By Marc Ginsberg, former U.S. Foreign Service Officer and Ambassador to Morocco
http://www.huffingtonpost.com/amb-marc-ginsberg/so-mr-president-you-want_b_4811380.html
Reviewed by Norvell DeAtkine
This article is particularly timely, not so much because it is about the still festering Syrian tragedy, but because in the light of the Ukrainian crisis it has particular relevance. In an unintended sense, it conveys the international price of perceived American weakness and how it has consequences throughout the world. Ambassador Ginsberg, long identified with the Democratic Party, skewers the Obama approach to Syria in a most uncharacteristic venue, given the ultra-liberal leanings of the Huffington Post.
Referring to the Obama foreign policy record, the author wrote “if there is one reason that encapsulates the endless missteps and miscues it is the battle for the President’s foreign policy soul between the moderate-progressive policy wing and the neo-isolationist wing of the Democratic Party.” Ginsberg verifies the incoherence of the Obama foreign policy-making by reference to Secretary Robert Gates in his epochal book, Duty, in which Gates recorded the unprecedented interference in military affairs by politically oriented operatives in the White House.
In this regard Ginsberg singles out Valerie Jarrett as the chief culprit. To mitigate what Ms. Jarrett and others felt was “ultra-leftist” criticism of Obama’s anti-terrorist policies, she orchestrated an isolationist American policy. As Ginberg wrote: “The mantra from the neo-isolationists and their in-house emissaries [was] stay out and stay home no matter how injurious to long-term U.S. foreign policy interests.” The tug of war among the president’s advisors resulted in what Ginsberg called, “more empty words than coherent action.”

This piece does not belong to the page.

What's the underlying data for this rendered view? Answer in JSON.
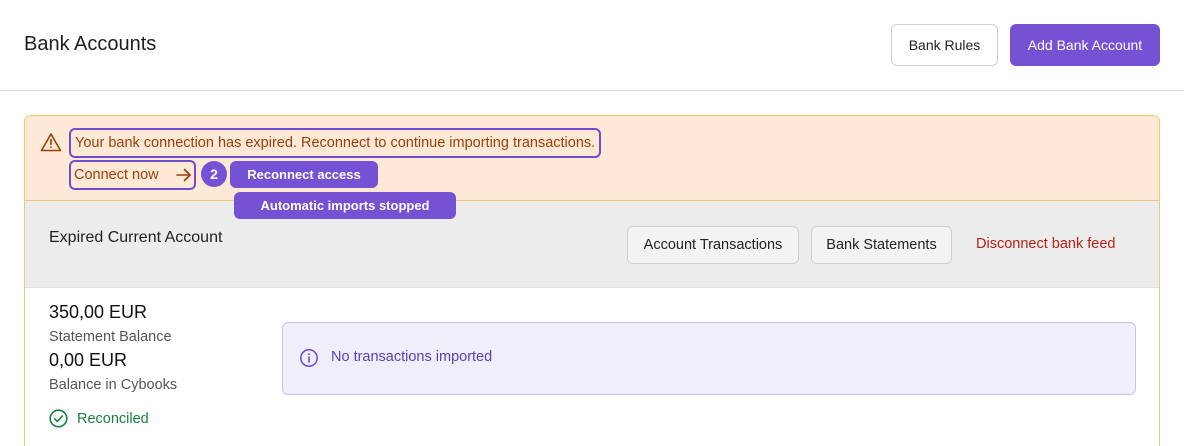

Though Ginsberg does abjure placing culpability on Obama personally, he reiterates the record of Obama failures, including turning his back on Iraq, mismanaging the military takeover in Egypt, allowing the decay of the situation in Libya, advocating no concerted policy toward Iran, and finally following a fatally flawed “reset” policy toward Russia. This summary, written prior to the Ukrainian crisis, is especially prescient. Once again having drawn a rhetorical “red line,” throwing down the gauntlet to an impetuous and megalomaniac Vladimir Putin, followed by a lack of effective action, the Obama foreign policy team has exposed a perceived lack of will on the part of the United States, which may very well be exploited by others, notably Iran and Syria, in the on-going negotiations.
The rest of the article consists of Ginsberg suggesting four ways to take action in Syria, including embracing the humanitarian relief mission more boldly, assisting regional powers, contesting Syrian air supremacy, and working Syrian policy through the General Assembly to bypass the Russian veto in the Security Council. As he wrote none of these may turn the tide but “[i]t can only be better than what we have going now.”